Skip to content

Moshaf Attributes

The phonetic conversion is controlled by MoshafAttributes in quran-transcript/src/quran_transcript/phonetics/moshaf_attributes.py. It is a pydantic.BaseModel containing Quran‑specific recitation options (madd lengths, takbeer, sakt, etc.).

Why it matters

The same Uthmani text can be realized in different phonetic forms depending on the recitation settings. MoshafAttributes defines those choices and directly affects:

  • the generated phoneme sequence
  • the derived sifat labels

Researchers should record the attribute configuration with each experiment.

How the UI uses it

In src/quran_muaalem/gradio_app.py:

  • REQUIRED_MOSHAF_FIELDS enumerates the attributes exposed in the UI.
  • create_gradio_input_for_field(...) introspects MoshafAttributes.model_fields and builds inputs.
  • get_arabic_name(...) and get_arabic_attributes(...) provide label metadata.

Programmatic docs

MoshafAttributes can render its own documentation table via:

python
from quran_transcript.phonetics.moshaf_attributes import MoshafAttributes
print(MoshafAttributes.generate_docs())

This is useful for exporting attribute definitions into papers or datasets.

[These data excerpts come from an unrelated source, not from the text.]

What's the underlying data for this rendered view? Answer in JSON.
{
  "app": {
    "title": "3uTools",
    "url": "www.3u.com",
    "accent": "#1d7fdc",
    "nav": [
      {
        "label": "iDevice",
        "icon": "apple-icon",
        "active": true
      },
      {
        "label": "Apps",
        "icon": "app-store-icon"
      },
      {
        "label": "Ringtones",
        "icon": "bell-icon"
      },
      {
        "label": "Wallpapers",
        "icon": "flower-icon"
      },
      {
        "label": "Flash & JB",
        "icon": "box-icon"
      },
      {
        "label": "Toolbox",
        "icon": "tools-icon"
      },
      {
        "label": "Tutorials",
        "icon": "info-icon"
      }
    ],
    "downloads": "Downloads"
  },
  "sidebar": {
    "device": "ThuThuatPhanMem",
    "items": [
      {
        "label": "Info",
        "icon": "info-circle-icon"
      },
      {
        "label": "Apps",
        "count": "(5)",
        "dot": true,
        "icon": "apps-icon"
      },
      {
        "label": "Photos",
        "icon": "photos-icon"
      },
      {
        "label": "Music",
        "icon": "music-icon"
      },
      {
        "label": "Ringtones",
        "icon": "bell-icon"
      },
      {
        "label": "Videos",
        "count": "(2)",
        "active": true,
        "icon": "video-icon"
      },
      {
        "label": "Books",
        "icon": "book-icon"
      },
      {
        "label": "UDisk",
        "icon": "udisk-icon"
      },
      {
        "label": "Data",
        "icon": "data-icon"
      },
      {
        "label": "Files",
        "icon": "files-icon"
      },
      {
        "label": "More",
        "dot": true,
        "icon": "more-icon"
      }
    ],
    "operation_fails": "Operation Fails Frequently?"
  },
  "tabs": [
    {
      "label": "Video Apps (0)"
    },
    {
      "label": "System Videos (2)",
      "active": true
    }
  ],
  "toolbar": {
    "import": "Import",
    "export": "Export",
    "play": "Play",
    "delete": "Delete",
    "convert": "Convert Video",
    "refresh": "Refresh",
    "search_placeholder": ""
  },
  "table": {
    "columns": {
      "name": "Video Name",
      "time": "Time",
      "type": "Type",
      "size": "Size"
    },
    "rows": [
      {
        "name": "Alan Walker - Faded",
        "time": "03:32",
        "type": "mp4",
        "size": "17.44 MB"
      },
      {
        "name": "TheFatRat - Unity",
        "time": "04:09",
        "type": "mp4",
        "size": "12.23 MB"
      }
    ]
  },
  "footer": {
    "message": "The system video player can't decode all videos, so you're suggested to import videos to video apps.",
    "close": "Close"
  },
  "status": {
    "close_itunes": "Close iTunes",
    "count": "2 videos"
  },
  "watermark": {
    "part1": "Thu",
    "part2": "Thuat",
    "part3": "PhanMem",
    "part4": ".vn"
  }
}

Constraints to be aware of

  • madd_alleen_len must be <= madd_aared_len (validated in the model).
  • Some attributes affect special cases (e.g., sakt positions, raa tafkheem/tarqeeq rules).

Exposing more fields in the UI

To show additional fields:

  • Add the field name to REQUIRED_MOSHAF_FIELDS in src/quran_muaalem/gradio_app.py.